One of his most memorable concepts of love– the ultimate test to compatibility– was known as “The Olive Theory.” Ted’s definitive and obviously well-researched theory explains that every well-matched couple has either one person who loves olives and another who despises them. If the pair likes or dislikes olives equally...Well, it’s doomed to fail. It’s an easy explanation to love, and in this case, it’s exasperated by polarizing a fruit. However The Olive Theory may be viewed, it remains as a rudimentary way of showing balance within romance— a classic give-or-take, although what you're giving or taking is as little as an olive.

The validity of this argument is discredited as two of Ted’s friends, Marshall and Lily, whom the theory was based on, reveal that they actually both like olives. The lie went on for years, as Marshall continued to give the olives he “hated” to Lily. In an unbelievable turn of events, The Olive Theory is disproved, negated, and exposed as faulty. With this said, is the theory only a way to convince yourself of a potential match? That you and your crush are destined to be together because they like olives and you don’t. It’s almost like taking a BuzzFeed compatibility test or triple-checking if your zodiac signs would get along. I mean, 1 + 1 = 2, right? But is it simply a confirmation bias in compatibility, prescribed by one’s own superstitions that The Olive Theory must be true? Or is it a complete sham?

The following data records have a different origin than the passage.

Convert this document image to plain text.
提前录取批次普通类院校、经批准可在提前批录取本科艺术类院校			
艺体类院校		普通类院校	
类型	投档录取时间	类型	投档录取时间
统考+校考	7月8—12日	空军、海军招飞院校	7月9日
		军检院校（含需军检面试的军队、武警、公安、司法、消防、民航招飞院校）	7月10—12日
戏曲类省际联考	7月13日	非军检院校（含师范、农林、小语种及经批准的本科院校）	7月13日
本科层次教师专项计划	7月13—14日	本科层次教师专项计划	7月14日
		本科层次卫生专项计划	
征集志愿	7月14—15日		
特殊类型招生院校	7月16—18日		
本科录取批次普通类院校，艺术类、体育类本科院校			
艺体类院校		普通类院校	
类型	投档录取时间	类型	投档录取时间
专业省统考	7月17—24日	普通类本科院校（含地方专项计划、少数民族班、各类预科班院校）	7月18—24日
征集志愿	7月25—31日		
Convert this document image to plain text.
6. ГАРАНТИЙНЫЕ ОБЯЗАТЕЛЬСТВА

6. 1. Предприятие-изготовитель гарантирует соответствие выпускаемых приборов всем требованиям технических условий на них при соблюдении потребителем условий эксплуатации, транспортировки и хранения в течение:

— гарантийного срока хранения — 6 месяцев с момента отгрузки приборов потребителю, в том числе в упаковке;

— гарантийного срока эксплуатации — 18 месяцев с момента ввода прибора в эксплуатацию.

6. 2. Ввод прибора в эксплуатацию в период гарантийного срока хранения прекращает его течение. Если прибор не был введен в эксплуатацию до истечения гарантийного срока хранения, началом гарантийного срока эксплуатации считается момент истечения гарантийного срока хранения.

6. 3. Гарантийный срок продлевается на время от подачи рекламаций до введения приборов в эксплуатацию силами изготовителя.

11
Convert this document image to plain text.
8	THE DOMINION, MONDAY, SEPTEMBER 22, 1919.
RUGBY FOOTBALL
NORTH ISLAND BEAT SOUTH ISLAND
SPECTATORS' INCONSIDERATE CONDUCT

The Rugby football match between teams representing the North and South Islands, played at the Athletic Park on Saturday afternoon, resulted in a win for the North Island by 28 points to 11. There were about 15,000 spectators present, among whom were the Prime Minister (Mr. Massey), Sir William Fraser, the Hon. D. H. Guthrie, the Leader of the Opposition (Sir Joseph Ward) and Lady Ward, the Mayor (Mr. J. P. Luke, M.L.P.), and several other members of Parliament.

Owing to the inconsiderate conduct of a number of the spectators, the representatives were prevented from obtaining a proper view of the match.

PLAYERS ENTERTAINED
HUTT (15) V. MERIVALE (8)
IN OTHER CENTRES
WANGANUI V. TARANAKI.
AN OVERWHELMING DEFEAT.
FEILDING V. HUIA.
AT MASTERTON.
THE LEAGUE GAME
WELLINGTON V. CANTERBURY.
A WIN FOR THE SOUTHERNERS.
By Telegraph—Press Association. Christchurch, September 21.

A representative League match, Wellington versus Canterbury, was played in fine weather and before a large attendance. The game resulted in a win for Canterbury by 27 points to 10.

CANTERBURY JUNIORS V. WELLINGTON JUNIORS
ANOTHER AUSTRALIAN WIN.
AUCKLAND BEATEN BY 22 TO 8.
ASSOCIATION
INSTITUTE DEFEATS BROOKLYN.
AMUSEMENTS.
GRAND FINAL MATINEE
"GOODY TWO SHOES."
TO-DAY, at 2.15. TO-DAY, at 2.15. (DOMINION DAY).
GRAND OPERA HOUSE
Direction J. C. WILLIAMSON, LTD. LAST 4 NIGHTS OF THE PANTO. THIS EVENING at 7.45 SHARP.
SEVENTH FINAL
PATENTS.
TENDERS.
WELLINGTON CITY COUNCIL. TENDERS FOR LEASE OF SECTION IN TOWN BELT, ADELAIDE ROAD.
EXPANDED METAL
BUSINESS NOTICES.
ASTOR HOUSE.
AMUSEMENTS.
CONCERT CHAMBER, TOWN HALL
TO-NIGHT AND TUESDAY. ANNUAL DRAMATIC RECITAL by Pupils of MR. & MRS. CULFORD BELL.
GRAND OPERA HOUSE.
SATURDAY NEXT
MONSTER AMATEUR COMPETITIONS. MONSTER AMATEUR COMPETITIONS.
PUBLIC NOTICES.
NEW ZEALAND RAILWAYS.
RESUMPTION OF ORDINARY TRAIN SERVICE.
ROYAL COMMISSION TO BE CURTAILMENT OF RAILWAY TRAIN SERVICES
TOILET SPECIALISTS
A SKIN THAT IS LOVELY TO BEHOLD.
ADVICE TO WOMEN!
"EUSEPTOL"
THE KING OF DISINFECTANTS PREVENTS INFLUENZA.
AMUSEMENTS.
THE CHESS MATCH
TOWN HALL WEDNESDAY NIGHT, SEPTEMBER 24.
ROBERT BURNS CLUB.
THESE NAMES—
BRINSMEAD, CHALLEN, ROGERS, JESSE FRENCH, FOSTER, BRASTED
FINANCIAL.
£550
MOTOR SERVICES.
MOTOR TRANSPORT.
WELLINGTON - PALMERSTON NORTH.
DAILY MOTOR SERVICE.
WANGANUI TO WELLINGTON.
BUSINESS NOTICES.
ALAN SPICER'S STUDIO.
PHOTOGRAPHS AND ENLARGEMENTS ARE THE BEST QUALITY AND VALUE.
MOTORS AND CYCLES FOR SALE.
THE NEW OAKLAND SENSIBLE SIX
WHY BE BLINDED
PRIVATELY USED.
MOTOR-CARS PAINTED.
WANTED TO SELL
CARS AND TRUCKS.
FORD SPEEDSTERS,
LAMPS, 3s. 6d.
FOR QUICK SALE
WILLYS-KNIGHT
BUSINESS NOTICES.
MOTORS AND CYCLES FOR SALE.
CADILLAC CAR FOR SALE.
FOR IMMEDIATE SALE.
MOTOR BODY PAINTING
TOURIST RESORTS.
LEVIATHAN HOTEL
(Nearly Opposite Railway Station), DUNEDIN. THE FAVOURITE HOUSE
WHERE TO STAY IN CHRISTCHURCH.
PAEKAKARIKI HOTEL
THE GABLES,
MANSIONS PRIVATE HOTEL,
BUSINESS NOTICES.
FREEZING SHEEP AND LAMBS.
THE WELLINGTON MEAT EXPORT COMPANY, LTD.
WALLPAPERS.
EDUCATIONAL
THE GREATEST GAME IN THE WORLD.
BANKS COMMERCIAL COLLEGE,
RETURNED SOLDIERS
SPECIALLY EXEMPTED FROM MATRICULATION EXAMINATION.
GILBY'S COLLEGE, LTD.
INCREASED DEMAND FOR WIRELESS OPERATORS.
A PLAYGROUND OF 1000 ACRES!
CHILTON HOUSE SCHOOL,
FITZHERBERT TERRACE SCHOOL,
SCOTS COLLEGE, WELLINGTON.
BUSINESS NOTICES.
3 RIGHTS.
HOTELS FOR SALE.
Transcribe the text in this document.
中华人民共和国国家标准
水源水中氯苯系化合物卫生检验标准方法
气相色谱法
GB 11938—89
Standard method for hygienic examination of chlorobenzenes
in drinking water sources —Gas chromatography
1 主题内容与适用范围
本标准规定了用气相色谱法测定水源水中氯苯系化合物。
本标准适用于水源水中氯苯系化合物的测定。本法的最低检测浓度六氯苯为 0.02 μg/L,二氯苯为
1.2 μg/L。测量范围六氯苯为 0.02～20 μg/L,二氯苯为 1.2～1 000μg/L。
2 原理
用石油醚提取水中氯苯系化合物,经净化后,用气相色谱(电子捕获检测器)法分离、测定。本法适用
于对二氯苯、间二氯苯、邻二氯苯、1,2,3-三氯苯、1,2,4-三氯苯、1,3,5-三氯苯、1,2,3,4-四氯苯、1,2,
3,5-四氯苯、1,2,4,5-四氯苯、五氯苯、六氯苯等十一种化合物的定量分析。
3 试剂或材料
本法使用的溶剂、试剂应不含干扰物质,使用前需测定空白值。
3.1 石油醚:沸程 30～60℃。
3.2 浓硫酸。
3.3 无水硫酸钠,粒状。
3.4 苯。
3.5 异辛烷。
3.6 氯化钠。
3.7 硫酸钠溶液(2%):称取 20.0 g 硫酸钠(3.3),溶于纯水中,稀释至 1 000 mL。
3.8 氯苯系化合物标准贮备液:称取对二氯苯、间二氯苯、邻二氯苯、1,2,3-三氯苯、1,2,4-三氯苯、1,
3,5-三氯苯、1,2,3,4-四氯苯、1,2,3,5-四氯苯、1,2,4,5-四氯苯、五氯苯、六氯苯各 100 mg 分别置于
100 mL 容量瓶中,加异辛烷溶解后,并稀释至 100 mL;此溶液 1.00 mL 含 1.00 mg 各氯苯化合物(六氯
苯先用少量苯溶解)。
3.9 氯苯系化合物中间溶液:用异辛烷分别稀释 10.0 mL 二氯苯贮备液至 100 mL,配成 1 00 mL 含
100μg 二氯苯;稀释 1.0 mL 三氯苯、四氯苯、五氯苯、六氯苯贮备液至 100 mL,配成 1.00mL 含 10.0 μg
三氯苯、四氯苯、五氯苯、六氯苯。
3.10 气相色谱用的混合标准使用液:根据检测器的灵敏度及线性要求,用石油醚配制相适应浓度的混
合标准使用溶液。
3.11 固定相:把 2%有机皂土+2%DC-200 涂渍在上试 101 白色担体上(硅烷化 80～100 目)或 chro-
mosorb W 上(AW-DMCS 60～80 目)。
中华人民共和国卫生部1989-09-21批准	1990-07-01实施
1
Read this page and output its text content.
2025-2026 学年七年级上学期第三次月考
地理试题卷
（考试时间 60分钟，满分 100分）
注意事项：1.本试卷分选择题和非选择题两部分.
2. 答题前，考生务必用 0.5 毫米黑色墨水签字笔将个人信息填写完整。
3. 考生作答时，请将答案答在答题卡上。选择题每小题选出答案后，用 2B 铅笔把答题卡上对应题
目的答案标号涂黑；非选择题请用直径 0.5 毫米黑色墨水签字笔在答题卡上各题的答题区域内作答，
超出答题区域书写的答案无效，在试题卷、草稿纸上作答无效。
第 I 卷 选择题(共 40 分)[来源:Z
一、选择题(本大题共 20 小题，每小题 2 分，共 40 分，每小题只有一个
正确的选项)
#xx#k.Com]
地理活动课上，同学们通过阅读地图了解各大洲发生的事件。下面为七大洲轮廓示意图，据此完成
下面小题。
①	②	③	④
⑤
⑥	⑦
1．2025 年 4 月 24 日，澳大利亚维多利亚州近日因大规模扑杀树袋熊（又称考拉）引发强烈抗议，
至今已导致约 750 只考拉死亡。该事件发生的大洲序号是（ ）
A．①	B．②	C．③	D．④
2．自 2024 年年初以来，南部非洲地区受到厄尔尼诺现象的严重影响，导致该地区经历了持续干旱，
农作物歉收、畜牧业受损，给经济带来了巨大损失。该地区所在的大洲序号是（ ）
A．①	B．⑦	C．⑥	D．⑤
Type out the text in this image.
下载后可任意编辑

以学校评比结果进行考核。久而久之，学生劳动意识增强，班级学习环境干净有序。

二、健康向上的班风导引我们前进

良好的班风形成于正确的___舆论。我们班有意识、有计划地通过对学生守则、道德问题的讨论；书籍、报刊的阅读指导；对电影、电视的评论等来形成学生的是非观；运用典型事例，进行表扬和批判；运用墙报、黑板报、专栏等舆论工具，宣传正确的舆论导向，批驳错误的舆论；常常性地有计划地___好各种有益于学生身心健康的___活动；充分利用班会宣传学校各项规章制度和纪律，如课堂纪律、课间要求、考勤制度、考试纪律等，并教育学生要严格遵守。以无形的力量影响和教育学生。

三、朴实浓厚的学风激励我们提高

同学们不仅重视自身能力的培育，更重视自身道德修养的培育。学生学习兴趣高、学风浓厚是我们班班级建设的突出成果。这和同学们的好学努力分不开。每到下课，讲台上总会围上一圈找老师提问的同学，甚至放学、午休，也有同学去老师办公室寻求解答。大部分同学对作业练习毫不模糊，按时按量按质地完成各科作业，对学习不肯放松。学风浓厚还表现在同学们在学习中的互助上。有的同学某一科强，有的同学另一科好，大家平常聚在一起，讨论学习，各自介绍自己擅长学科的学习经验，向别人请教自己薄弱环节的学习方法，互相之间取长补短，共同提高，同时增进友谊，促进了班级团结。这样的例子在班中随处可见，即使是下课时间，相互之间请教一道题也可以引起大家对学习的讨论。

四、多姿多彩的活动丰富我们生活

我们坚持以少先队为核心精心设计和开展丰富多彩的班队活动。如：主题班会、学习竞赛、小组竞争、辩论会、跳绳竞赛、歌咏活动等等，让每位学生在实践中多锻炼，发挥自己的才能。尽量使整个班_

So for those of you who believe The Olive Theory is a hoax, how do we measure compatibility?

The theory has to hold some sort of validity, supporting an equal and balanced relationship. We see Marshall giving up something he loves to share it with the woman he loves. It’s not so much that The Olive Theory is perfect, but it’s about the willingness of those in a relationship to give up their olives off of every plate— at every dinner or lunch, and out of a martini glass for their significant other. No, it’s not a life-changing, nor grand action, but it’s a quiet, everyday act of love that strengthened their bond. In many ways, the theory is an oversimplification of relationships—that the biggest struggle in a relationship could be the dislike of a certain food. So then why not call it “The Almond Theory” or “The Cream Cheese Theory?” Well, because it’s not specifically about a love or hatred towards almonds or cream cheese, but how a pair balances the two.

But then again, our “love guru” gives us some wise words, exclaiming the absurdity of love.

“[it] doesn’t make sense. You can’t logic your way into it or out of it. Love is totally nonsensical. But you have to keep doing it, or else we’re lost and love is dead and humanity should just pack it in. Because love is the best thing we do.” - Ted Mosby

So whether The Olive Theory is true in your relationship, it’s not that it’s the foundational core, but simply an adjunct and a fact: that one person likes olives, and one doesn’t. Instead, just ask yourself: Are you willing to give up the olives you love for your love? Because that’s truly what makes one compatible.